1. This appeal arises out of a suit for the recovery of arrears of rent, and, for present purposes, the facts may be thus briefly stated.
2. In February 1904, the defendant executed a kabulyat in favour of the plaintiff, agreeing to occupy 96 bighas of land at a rental of Rs. 220 per annum, and further stipulating that, should he be found at any time to be occupying more land than that specified, he would be liable to pay rent for the excess land at the same rate. The defendant now holds 117 bighas of land, and the suit was brought to recover from him rent for the years 1906 and 1907 at the rate of Rs. 268 par annum.
3. After the execution of the kabulyat, Settlement proceedings were undertaken, and fair and equitable rents were settled under Sections 104 to 104F of the Bengal Tenancy Act, 1885, as it now stands after amendment. A Record of Rights was finally published on the 5th April 1906, and, according to it, the defendant then held 117 bights of land, and the rent fixed for that area was Rs. 220. The lower Appellate Court has come to the conclusion that, in these circumstances, Section 113 of the Tenancy Act was a bar to the recovery by the plaintiff of anything beyond the rate of Rs. 220, and it rejected the plaintiff's claim for additional rent in respect of the alleged excess area.
4. We are unable to agree with the learned District Judge in thinking that Section 113 of the Tenancy Act bars any application. But we are of opinion that the claim was not maintainable on another ground, namely, on the ground that Section 104J of the Tenancy Act renders the entry in the Record of Rights conclusive in this case.

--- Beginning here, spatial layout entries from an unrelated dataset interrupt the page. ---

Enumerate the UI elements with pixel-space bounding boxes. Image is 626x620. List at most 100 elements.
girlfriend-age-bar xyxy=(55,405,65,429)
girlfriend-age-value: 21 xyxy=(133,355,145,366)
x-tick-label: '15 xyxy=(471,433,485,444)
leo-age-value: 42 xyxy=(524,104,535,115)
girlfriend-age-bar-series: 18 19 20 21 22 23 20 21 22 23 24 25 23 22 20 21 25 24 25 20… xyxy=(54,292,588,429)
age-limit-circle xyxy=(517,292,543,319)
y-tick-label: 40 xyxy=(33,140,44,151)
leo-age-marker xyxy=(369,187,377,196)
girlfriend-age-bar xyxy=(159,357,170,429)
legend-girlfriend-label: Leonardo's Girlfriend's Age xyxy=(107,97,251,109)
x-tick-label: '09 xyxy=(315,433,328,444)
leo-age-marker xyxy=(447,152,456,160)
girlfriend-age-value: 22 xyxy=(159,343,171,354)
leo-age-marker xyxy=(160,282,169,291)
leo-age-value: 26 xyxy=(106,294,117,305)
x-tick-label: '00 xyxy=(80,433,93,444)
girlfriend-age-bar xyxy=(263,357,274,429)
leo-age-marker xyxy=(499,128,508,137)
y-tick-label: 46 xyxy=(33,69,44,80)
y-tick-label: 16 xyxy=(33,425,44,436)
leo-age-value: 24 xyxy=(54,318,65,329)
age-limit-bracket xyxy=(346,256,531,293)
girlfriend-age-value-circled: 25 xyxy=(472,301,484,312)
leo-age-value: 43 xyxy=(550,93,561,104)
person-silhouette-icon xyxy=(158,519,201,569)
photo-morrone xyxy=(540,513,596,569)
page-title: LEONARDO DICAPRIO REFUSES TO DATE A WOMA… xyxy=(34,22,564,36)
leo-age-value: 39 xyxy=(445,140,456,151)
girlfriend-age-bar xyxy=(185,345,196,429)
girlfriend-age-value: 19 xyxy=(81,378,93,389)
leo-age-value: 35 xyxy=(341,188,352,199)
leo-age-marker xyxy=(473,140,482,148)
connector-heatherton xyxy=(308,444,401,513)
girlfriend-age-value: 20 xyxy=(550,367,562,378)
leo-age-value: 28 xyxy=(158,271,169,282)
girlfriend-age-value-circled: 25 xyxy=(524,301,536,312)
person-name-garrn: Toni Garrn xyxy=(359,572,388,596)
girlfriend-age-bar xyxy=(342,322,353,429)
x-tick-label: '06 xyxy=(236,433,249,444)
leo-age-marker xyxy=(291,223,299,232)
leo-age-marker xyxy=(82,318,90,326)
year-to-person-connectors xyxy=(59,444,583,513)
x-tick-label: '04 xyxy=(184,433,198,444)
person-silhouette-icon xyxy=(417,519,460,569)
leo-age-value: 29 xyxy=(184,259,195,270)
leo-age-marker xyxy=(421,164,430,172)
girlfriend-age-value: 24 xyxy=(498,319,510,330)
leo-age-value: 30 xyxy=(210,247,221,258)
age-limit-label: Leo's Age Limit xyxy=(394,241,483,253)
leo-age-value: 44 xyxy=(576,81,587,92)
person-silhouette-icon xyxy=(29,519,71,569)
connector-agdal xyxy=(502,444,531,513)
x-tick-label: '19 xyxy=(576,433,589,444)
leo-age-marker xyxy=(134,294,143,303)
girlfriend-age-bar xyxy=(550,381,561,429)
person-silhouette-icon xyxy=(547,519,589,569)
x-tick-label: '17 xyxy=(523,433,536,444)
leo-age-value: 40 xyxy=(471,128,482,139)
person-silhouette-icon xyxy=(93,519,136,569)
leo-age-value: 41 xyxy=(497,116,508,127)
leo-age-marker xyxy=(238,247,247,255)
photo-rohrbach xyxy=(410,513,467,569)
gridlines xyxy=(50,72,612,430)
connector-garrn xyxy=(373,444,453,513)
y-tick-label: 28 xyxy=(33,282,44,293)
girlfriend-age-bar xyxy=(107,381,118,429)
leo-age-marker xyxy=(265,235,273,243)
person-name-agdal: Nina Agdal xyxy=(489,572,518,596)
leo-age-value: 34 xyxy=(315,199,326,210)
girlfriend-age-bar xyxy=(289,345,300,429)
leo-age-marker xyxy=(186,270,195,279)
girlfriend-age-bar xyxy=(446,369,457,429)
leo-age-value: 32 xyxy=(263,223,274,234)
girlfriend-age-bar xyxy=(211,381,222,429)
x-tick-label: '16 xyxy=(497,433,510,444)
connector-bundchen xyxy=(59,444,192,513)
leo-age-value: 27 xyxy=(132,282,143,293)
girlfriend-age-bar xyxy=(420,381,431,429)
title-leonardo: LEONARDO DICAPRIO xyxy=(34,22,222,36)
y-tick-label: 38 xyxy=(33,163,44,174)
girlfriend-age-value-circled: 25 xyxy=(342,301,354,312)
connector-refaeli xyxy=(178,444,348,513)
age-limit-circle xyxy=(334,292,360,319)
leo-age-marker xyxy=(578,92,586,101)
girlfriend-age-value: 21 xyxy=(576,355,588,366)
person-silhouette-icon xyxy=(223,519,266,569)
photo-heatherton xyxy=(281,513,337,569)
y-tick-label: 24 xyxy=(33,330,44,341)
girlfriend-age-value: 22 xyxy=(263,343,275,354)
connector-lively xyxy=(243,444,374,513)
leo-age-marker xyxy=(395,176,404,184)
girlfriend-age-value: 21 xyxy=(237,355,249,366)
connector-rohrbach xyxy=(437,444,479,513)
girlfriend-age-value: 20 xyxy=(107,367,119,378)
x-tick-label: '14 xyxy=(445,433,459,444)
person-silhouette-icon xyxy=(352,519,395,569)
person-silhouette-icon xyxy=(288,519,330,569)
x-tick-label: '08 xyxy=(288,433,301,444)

5. The section just referred to provides that, subject to the provisions of Section 104H, all rents settled under Sections 104 A to 104F, as entered in a Record of Rights finally published under Section 103A, shall be deemed to have been correctly settled and to be fair and equitable rants. It seams to us that the meaning of this is that unless an entry in the Record of Rights, settling a rent in accordance with the provisions of Sections 104A to 104F, has been altered by means of a suit brought as contemplated by Section 104H, the entry shall prevail. In this instance, a suit was brought under Section 104H in respect of the description of the defendant in the Record of Rights, and the. description was altered from that of an occupancy-ryot to that of an under-ryot; but no attempt was made, under the provisions of Section 104 to 104F, to alter the entries as to the rental and the area. The latter entries are, therefore, in the view we take of the section, conclusive, and this we may remark, was the view taken by Stephen and Doss, JJ., in Ambika Charan Chakravarti v. Joy Chandra Ghosh 4 Ind. Cas. 470 : 13 C.W.N. 210. In the result, then the suit was rightly dismissed by the Court of appeal below, and this appeal must be dismissed with costs.